Wednesday, November 26, 2008

Recess at Rose: Just brilliant

“Recess at Rose” was just a brilliant idea.
This holiday week is a tough time to teach or to be in school. The distraction of Thanksgiving is pretty powerful.
Central Michigan University came up with a brilliant solution – a combination of a leadership and anti-bullying seminar, aimed at kids, and a women’s basketball game. They invited kids from about 18 different mid-Michigan districts to come to campus.
It wasn’t just about filling the seats, although they did that. Think about what this did:
It got kids to come to a university campus. They might live just a few miles away, but if someone doesn’t have a reason to cross Mission Street, most people won’t do it.
There’s something about a university campus that sparks people to think more about their own possibilities. You’re surrounded by bright young people pursuing an education and having a good time. Even if you’re 9 years old, you can catch that sense of possibility, even if you can’t name it.
It was a women’s basketball game. A lot of the kids were girls, many from central Michigan’s little towns. How valuable is it for them to see women, just a few years older than they are, performing at the Division I college level?
Again, it might get them started on thinking about the possibilities, and get them past self-defeating “I’m just a girl” thinking.
The boys saw the game, too. They saw strong, talented women playing a game they play, too – and playing it way better than any boy can play it at the elementary school level. Practice, boys, practice.
The future will require well-educated, talented people, or we all will fail. If spending “recess at Rose” makes some of these young people comfortable with the idea that there are more possibilities than they have been exposed to, comfortable with the idea of gaining higher education, comfortable with being part of a university community, we all win.
Some of the best lessons in school aren’t learned behind a desk.
And it might even produce a few Chippewa fans.

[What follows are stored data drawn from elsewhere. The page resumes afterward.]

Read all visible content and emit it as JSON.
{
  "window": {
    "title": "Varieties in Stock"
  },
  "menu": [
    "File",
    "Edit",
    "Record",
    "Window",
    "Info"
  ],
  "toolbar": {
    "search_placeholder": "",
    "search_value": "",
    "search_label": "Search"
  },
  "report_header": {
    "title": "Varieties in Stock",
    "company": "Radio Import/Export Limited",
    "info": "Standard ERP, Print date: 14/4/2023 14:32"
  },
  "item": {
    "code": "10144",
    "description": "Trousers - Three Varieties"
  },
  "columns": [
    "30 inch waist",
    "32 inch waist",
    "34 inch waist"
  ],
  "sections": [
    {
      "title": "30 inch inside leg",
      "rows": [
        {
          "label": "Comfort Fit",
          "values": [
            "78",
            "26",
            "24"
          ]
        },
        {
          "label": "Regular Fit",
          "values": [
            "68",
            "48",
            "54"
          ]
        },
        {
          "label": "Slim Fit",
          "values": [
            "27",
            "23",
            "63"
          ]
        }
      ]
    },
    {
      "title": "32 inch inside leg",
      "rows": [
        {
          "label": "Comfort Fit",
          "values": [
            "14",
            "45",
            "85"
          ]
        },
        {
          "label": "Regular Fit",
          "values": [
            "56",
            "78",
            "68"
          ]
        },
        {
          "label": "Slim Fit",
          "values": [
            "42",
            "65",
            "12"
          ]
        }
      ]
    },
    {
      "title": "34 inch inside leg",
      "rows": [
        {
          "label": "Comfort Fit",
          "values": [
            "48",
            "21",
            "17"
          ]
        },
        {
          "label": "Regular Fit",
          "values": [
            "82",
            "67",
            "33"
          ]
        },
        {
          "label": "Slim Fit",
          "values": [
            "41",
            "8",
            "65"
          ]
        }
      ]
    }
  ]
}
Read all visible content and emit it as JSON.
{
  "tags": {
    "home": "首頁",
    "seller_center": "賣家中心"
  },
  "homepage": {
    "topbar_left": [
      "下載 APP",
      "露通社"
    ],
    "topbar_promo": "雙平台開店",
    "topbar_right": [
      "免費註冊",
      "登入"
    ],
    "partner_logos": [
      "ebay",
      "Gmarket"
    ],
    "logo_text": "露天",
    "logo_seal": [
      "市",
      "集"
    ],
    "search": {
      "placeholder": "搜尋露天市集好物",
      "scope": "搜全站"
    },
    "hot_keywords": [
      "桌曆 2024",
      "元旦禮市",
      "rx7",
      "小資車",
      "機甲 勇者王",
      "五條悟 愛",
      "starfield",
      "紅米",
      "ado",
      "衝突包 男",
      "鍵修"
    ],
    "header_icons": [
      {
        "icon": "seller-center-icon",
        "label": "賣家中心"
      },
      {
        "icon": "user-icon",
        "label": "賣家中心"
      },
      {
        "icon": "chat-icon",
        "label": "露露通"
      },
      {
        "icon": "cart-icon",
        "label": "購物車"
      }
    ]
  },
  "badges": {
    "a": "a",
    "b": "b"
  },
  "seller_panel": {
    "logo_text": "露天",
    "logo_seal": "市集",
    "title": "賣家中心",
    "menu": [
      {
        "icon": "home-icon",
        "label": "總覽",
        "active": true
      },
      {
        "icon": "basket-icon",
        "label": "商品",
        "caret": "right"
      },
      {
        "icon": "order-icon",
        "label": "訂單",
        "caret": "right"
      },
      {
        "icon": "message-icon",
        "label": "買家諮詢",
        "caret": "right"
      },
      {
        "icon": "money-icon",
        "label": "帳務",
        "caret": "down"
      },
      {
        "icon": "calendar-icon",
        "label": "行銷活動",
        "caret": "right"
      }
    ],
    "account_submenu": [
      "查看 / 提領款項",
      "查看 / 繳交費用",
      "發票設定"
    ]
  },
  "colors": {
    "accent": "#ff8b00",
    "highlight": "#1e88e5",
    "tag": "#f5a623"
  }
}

Thursday, November 06, 2008

How a mistake happens

I've made my share of goofs in print, and had to run corrections. It's an occupational hazard - none of us were born in mangers nor were we dropped from the planet Krypton to save the Earth.
But I unilaterally elected the wrong person village president in Shepherd. The voters set me straight on that.
Here's what happened: Because Isabella County can't post running election totals on its own, we do it. We've designed an extensive online spreadsheet where we can enter each precinct's vote totals as they come out of the counting machine.
On election night, we updated the totals from that about every 15 minutes, sometimes faster.
We've used it the last few elections and had great confidence in it. We found the bug this time.
It was a human error - mine. A programming error. When I set up the spreadsheet for the village election, I put the candidates' names in the wrong order.
In one of the two Shepherd precincts, incumbent Lee Coughlin got the votes meant for challenger Sandy Baxter, and vice-versa. It was enough to change the apparent outcome.
A sharp-eyed commenter on TheMorningSun.com spotted it, and I read the comment early Thursday morning.
By 7:15 a.m., I had tracked down the goof and fixed it online. But that wasn't until after Thursday's print edition carried an item saying Baxter beat Coughlin.
I said some things that the profanity filters on our comments section would ban.
I count both Lee and Sandy as public-spirited people who both want what's best for their community. As people, I like them both.
I hope they'll accept my apology.
I do know that in the bang-bang, zoom-zoom world of online journalism, it won't be the last time a mistake will be made. But just as making the mistakes is faster than it used to be, correcting them is faster, too.